Возможно, так оно и было, но в некотором роде он сожалел об этом и был слишком честен с самим собой, чтобы отрицать это, особенно в уединении своих собственных мыслей. Как и любой другой житель Сэйфхолда, Грей-Харбор вырос в Церкви Ожидания Господнего, и, несмотря на его жгучую ненависть к храмовой четверке и другим людям, которые развратили эту Церковь, его вера была глубокой. Это было абсолютно важной частью того, кем он был, того, что делало его таким сильным и благородным человеком.
И это было причиной того, что сэру Рейджису Йовансу никогда не могли сказать правду об "архангеле Лэнгхорне" и всей извращенной лжи, на которой покоилась Церковь Лэнгхорна. Это уничтожило бы его. А может быть, и нет. Он был сильным человеком, и его вера была могущественной.

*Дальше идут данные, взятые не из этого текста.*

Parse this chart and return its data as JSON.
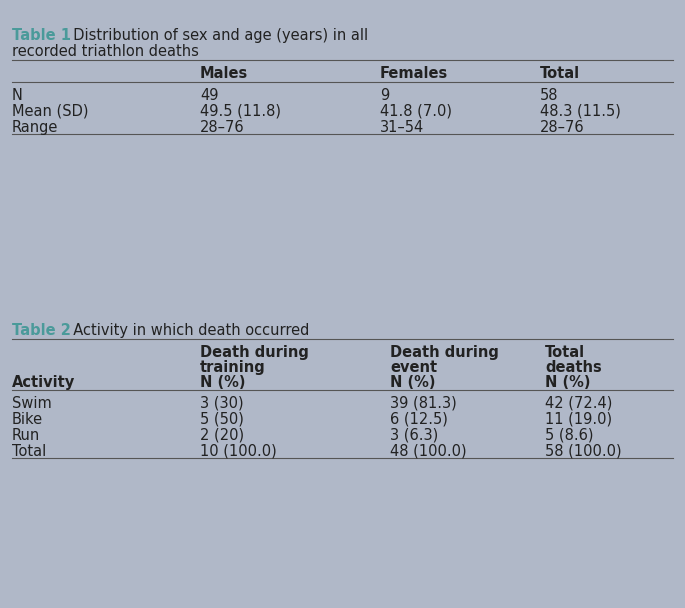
{
  "bg_color": "#b0b8c8",
  "table1": {
    "title_bold": "Table 1",
    "title_rest": "  Distribution of sex and age (years) in all\nrecorded triathlon deaths",
    "headers": [
      "",
      "Males",
      "Females",
      "Total"
    ],
    "rows": [
      [
        "N",
        "49",
        "9",
        "58"
      ],
      [
        "Mean (SD)",
        "49.5 (11.8)",
        "41.8 (7.0)",
        "48.3 (11.5)"
      ],
      [
        "Range",
        "28–76",
        "31–54",
        "28–76"
      ]
    ]
  },
  "table2": {
    "title_bold": "Table 2",
    "title_rest": "  Activity in which death occurred",
    "col0_header": "Activity",
    "headers_line1": [
      "",
      "Death during",
      "Death during",
      "Total"
    ],
    "headers_line2": [
      "",
      "training",
      "event",
      "deaths"
    ],
    "headers_line3": [
      "Activity",
      "N (%)",
      "N (%)",
      "N (%)"
    ],
    "rows": [
      [
        "Swim",
        "3 (30)",
        "39 (81.3)",
        "42 (72.4)"
      ],
      [
        "Bike",
        "5 (50)",
        "6 (12.5)",
        "11 (19.0)"
      ],
      [
        "Run",
        "2 (20)",
        "3 (6.3)",
        "5 (8.6)"
      ],
      [
        "Total",
        "10 (100.0)",
        "48 (100.0)",
        "58 (100.0)"
      ]
    ]
  },
  "teal_color": "#4a9a9a",
  "line_color": "#555555",
  "text_color": "#222222",
  "font_size": 10.5
}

Он мог бы пережить шторм... но Стейнейр был уверен, что борьба будет ужасной. Которая, по крайней мере, ввергнет его в мучительный кризис совести, который парализует сильную, уверенную решительность, которая была такой неотъемлемой частью его - та самая вещь, которая сделала его таким выдающимся в его нынешнем положении.